Authors
Mohamed E. Salem, Alberto Puccini, Elizabeth Mauer, Thierry André, Thomas J. George, Josep Tabernero, Frank A. Sinicrope, Jeanne Tie, Scott Kopetz, Eric Van Cutsem, Sara Lonardi, Michael J. Overman, David Foureau
Abstract
Purpose: Routine testing for dMMR/MSI in colorectal cancers (CRCs) is recommended for Lynch Syndrome screening, prognosis, and treatment guidance. In the metastatic setting, RASBRAF mutations guide treatment decisions. The impact of these mutations on tumor immune microenvironment (TiME) in MSI/dMMR CRC are not known.
Experimental Design: Retrospective analysis of 448 patients with stage I-IV MSI/dMMR CRC profiled using next-generation sequencing (NGS) (Tempus xT DNA-seq of 595-648 genes at 500x coverage and Tempus xR whole-exome capture RNA-seq). MSI status was determined by assessing 44 or 239 loci using NGS. dMMR was determined using immunohistochemistry (IHC). Tumor mutational burden (TMB), tumor neoantigen burden (NTB), PD-L1, immune infiltration, and canonical immune pathways (76 gene set signatures) were analyzed.
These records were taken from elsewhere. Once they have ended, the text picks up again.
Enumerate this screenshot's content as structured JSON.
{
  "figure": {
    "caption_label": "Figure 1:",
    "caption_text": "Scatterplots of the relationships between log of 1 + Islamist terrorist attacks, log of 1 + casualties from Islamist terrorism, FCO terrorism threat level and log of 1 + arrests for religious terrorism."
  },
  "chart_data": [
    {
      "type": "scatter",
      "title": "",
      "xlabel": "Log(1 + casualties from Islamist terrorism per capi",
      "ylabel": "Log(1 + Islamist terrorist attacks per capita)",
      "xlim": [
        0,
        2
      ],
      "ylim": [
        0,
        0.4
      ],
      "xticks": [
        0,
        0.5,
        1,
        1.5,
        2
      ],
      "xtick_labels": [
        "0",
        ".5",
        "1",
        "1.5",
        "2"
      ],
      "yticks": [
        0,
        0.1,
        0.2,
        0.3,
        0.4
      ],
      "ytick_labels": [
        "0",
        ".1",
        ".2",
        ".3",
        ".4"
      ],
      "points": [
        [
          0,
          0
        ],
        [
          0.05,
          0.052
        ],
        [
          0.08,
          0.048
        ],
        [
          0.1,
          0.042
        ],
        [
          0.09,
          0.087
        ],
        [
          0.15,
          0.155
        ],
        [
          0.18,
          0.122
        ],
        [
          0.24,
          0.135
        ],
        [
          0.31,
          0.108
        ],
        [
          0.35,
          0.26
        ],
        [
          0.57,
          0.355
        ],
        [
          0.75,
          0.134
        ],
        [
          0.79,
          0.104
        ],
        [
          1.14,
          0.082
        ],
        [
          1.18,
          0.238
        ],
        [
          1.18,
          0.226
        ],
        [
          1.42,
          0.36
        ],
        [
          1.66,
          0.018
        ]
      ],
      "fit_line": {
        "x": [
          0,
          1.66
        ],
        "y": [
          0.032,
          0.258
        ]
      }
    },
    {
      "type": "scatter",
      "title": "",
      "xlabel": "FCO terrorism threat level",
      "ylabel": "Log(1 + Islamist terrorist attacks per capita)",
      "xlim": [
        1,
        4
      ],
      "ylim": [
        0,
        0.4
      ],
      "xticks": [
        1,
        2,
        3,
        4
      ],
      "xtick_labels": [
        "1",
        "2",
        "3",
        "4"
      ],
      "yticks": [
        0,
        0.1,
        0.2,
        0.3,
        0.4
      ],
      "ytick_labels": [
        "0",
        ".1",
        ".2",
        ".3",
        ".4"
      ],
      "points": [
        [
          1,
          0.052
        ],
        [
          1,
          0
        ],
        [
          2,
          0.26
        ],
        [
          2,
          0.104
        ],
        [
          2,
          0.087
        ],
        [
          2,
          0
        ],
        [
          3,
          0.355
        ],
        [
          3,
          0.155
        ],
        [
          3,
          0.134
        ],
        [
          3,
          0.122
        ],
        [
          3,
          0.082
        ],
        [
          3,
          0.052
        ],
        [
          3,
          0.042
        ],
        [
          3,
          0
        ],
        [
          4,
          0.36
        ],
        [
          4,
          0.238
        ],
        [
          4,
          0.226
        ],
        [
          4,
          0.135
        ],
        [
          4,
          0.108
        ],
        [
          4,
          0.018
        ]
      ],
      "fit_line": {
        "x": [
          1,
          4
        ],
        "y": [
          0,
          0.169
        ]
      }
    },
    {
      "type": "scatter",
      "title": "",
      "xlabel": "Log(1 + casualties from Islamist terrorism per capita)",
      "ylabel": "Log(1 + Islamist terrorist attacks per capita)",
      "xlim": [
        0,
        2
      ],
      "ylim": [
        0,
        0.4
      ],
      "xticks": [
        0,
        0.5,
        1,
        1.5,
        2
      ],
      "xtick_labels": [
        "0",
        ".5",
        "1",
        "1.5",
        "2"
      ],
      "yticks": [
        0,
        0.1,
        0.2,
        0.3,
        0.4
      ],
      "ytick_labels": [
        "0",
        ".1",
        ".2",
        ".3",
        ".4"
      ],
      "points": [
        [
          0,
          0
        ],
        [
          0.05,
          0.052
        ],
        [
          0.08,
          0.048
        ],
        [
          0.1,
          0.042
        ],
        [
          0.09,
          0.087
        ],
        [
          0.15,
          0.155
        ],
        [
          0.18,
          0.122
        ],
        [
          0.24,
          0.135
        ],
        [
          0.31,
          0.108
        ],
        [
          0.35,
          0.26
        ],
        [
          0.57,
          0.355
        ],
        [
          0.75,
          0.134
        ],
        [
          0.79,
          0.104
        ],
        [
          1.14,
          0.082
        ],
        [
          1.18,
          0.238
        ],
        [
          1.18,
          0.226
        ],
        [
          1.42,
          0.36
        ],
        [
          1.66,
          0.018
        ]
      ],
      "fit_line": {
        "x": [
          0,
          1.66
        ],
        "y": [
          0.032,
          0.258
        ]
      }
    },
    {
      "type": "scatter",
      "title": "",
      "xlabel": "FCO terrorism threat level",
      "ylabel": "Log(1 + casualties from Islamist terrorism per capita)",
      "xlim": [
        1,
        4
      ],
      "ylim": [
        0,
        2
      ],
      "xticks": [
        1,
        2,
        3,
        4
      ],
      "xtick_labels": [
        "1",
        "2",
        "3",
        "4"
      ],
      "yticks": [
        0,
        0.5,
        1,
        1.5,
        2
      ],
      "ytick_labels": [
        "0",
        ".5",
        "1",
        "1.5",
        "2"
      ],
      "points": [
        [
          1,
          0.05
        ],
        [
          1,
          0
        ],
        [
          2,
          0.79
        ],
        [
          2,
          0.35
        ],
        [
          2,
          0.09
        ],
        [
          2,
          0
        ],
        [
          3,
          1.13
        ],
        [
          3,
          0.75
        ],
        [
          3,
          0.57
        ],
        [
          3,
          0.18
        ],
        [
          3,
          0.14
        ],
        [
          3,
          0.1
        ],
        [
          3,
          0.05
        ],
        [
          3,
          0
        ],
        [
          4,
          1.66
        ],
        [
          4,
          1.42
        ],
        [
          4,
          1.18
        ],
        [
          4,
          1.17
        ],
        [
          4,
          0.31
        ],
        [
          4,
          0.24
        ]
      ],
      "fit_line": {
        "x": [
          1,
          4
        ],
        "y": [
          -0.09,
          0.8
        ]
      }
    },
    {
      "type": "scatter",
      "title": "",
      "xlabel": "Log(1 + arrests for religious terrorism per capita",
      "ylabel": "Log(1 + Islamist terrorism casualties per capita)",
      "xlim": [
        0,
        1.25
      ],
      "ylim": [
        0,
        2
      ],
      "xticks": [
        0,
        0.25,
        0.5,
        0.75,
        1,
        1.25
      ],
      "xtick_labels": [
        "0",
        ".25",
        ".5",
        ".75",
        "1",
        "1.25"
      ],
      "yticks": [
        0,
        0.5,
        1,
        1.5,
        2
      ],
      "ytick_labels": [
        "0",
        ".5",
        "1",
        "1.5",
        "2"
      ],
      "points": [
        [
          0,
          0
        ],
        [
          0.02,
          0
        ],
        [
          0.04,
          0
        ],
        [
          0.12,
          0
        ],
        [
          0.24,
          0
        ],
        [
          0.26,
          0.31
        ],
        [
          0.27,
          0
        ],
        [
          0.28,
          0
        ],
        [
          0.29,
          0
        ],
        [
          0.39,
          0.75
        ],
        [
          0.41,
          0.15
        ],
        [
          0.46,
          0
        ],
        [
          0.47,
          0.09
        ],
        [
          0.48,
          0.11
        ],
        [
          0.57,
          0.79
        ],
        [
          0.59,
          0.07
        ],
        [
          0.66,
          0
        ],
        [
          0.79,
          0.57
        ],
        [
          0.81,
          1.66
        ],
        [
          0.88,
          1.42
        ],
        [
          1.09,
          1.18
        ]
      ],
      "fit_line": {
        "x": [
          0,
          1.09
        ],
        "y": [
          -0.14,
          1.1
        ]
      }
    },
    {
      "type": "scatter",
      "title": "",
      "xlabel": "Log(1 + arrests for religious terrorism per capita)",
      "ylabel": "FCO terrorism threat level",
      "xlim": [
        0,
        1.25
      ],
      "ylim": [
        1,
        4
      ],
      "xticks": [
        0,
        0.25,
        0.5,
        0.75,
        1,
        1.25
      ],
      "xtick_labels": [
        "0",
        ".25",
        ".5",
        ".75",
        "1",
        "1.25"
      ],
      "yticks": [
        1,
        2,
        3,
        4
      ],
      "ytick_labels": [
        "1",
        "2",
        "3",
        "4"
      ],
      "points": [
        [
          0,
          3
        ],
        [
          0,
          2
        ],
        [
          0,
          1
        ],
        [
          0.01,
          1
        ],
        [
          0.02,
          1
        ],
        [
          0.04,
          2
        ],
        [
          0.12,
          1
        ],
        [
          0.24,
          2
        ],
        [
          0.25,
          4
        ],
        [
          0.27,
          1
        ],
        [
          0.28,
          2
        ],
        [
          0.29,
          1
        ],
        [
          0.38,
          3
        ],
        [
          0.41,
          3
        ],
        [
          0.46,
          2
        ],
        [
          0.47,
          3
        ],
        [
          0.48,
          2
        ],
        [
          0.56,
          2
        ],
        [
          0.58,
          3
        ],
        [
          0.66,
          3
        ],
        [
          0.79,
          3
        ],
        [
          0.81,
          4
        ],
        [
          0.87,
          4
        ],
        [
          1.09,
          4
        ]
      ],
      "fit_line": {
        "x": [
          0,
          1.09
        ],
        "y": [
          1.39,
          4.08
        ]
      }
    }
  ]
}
Results: The median age at diagnosis was 67 years (range 21-86), 59% female, and 70% stage III-IV. Among the 448, 100 (22%) harbored RAS mutations (RASmut), 119 (27%) a BRAFV600E mutation, and 229 (51%) were double wild-type (RASwt, BRAFwt). RASmut exhibited lower NTB (median 12 vs. 15 vs. 16, p=0.003) and PD-L1 (3.6% vs. 13% vs. 24%, p<0.001) than BRAFV600E and wild-type tumors, respectively. The RASmut TiME had lower overall inflammation and fewer infiltrating CD8+ T-cells than wild-type or BRAFV600E tumors. In contrast, BRAFV600E tumors exhibited hyperproliferative characteristics associated with broad metabolic reprogramming but similarly inflamed TiME compared to wild-type tumors.
Conclusions: Our data suggest that MSI/dMMR CRCs harboring RASmut are less immunogenic and TiME contains a lower inflammatory profile than wild-type or BRAFV600E tumors. Further analysis and validation are required to confirm these findings.